143 Views Asked by At

Okay, so this is a pretty generic and vague question, so please let me elaborate.

We have a large codebase which we are splitting up the past years to more individual self-contained libraries.

One of the larger and more unwieldy parts is our Word export module. It uses docx4j currently, however we run into memory issues with large exports with a lot of pictures. Besides that, it is pretty difficult to update the exporter due to changes in our domain model.

It has been a while since someone worked on it (like years...) so I took it upon myself to investigate the state of generating Word documents in 2021. I hoped a lot had changed, but some Google searches let me to posts of 2010, and libraries of 2012. Of course, it can be the case that a library of 2012 means it is just that good.

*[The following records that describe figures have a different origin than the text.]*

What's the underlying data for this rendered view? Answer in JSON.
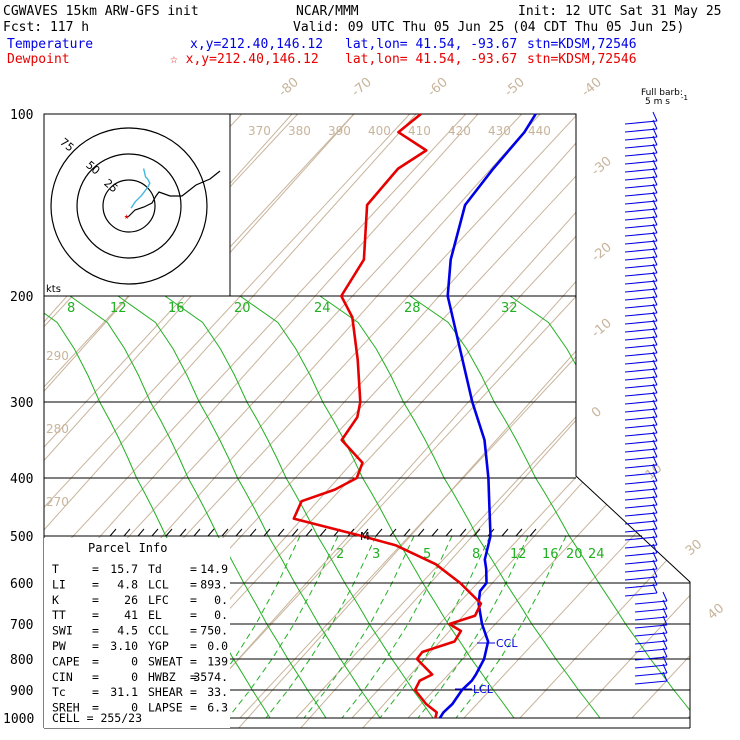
{
  "header": {
    "model": "CGWAVES 15km ARW-GFS init",
    "org": "NCAR/MMM",
    "init": "Init: 12 UTC Sat 31 May 25",
    "fcst": "Fcst:  117 h",
    "valid": "Valid: 09 UTC Thu 05 Jun 25 (04 CDT Thu 05 Jun 25)",
    "temp_label": "Temperature",
    "temp_loc": "x,y=212.40,146.12",
    "temp_latlon": "lat,lon= 41.54, -93.67",
    "temp_stn": "stn=KDSM,72546",
    "dew_label": "Dewpoint",
    "dew_loc": "☆ x,y=212.40,146.12",
    "dew_latlon": "lat,lon= 41.54, -93.67",
    "dew_stn": "stn=KDSM,72546",
    "barb_title": "Full barb:",
    "barb_units": "5 m s",
    "barb_exp": "-1"
  },
  "colors": {
    "temperature": "#0000e6",
    "dewpoint": "#e60000",
    "isotherm": "#c8b49b",
    "mixing_ratio": "#22b022",
    "grid": "#000000"
  },
  "hodograph": {
    "units": "kts",
    "ring_labels": [
      "25",
      "50",
      "75"
    ]
  },
  "parcel_info": {
    "title": "Parcel Info",
    "rows": [
      {
        "l1": "T",
        "v1": "15.7",
        "l2": "Td",
        "v2": "14.9"
      },
      {
        "l1": "LI",
        "v1": "4.8",
        "l2": "LCL",
        "v2": "893."
      },
      {
        "l1": "K",
        "v1": "26",
        "l2": "LFC",
        "v2": "0."
      },
      {
        "l1": "TT",
        "v1": "41",
        "l2": "EL",
        "v2": "0."
      },
      {
        "l1": "SWI",
        "v1": "4.5",
        "l2": "CCL",
        "v2": "750."
      },
      {
        "l1": "PW",
        "v1": "3.10",
        "l2": "YGP",
        "v2": "0.0"
      },
      {
        "l1": "CAPE",
        "v1": "0",
        "l2": "SWEAT",
        "v2": "139"
      },
      {
        "l1": "CIN",
        "v1": "0",
        "l2": "HWBZ",
        "v2": "3574."
      },
      {
        "l1": "Tc",
        "v1": "31.1",
        "l2": "SHEAR",
        "v2": "33."
      },
      {
        "l1": "SREH",
        "v1": "0",
        "l2": "LAPSE",
        "v2": "6.3"
      }
    ],
    "cell": "CELL = 255/23"
  },
  "chart_data": {
    "type": "line",
    "title": "",
    "ylabel": "",
    "xlabel": "",
    "pressure_levels": [
      100,
      200,
      300,
      400,
      500,
      600,
      700,
      800,
      900,
      1000
    ],
    "pressure_tick_labels": [
      "100",
      "200",
      "300",
      "400",
      "500",
      "600",
      "700",
      "800",
      "900",
      "1000"
    ],
    "temperature_tick_labels": [
      "-80",
      "-70",
      "-60",
      "-50",
      "-40",
      "-30",
      "-20",
      "-10",
      "0",
      "10",
      "20",
      "30",
      "40"
    ],
    "theta_labels": [
      "370",
      "380",
      "390",
      "400",
      "410",
      "420",
      "430",
      "440",
      "290",
      "280",
      "270"
    ],
    "mixing_ratio_labels_upper": [
      "8",
      "12",
      "16",
      "20",
      "24",
      "28",
      "32"
    ],
    "mixing_ratio_labels_lower": [
      "2",
      "3",
      "5",
      "8",
      "12",
      "16",
      "20",
      "24"
    ],
    "annotations": [
      "CCL",
      "LCL",
      "M"
    ],
    "series": [
      {
        "name": "Temperature",
        "color": "#0000e6",
        "pressure": [
          1000,
          980,
          950,
          900,
          870,
          850,
          800,
          750,
          700,
          650,
          620,
          600,
          570,
          550,
          500,
          450,
          400,
          350,
          300,
          250,
          200,
          180,
          150,
          130,
          110,
          100
        ],
        "temp_c": [
          15.7,
          15.4,
          15.6,
          15.0,
          15.2,
          14.9,
          13.8,
          11.6,
          7.6,
          3.6,
          1.8,
          1.6,
          -0.8,
          -2.6,
          -5.5,
          -10.5,
          -15.5,
          -22.5,
          -31.0,
          -42.0,
          -53.0,
          -58.5,
          -65.0,
          -66.0,
          -66.5,
          -67.5
        ]
      },
      {
        "name": "Dewpoint",
        "color": "#e60000",
        "pressure": [
          1000,
          980,
          950,
          900,
          870,
          850,
          800,
          780,
          750,
          720,
          700,
          680,
          650,
          600,
          560,
          520,
          500,
          470,
          440,
          420,
          400,
          380,
          350,
          320,
          300,
          260,
          220,
          200,
          180,
          150,
          130,
          120,
          110,
          100
        ],
        "temp_c": [
          14.9,
          14.2,
          10.9,
          6.6,
          5.9,
          7.1,
          1.8,
          1.6,
          5.6,
          5.0,
          1.8,
          5.0,
          4.0,
          -3.1,
          -10.6,
          -20.8,
          -28.5,
          -43.5,
          -45.0,
          -41.0,
          -39.0,
          -40.5,
          -48.0,
          -49.0,
          -51.0,
          -58.5,
          -66.5,
          -72.0,
          -74.0,
          -82.5,
          -83.0,
          -81.0,
          -89.0,
          -88.0
        ]
      }
    ],
    "hodograph_winds": {
      "name": "Hodograph",
      "u_kts": [
        1,
        3,
        6,
        9,
        10,
        9,
        8,
        7
      ],
      "v_kts": [
        -1,
        2,
        5,
        9,
        11,
        13,
        14,
        18
      ]
    },
    "grid": true
  }
}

I have identified the following solutions, though I am probably missing a lot:

  • Docx4j (JVM), still maintained, we run into memory problems with that.
  • Docx4j with Content Control Data Binding. Seems to be some way to use templating?
  • Apache POI (JVM), have some okay experience with the Excel part, no experience with the Word part. The 'consensus' online appears to be that Docx4j is more user-friendly.
  • JasperReports. Don't know anything about that.
  • DocX, .NET library, no experience.
  • Office Add-In using Office.js (JS). Official API from Microsoft. Runs at client in Word, so required connection to an API.
  • docxtemplates (Node / Browser). No experience. Looks complete, don't know about performance though.
  • officegen (Node). Last release 2019.
  • Carbone (node). https://github.com/Ideolys/carbone. No experience also.
  • probably more...

So, as expected a lot of libraries in JS popping up as well.

Looking at my requirements:

  • using a template would be nice
  • running it as a service would be nice
  • efficient (memory wise, don't mind if it takes some time to generate)

We have quite a good JSON API available, which is very easy to maintain and maps pretty good to our domain model. My preference would be to use that as a source of course.

what are peoples experiences and/or am I missing some very good libraries out there?

0

There are 0 best solutions below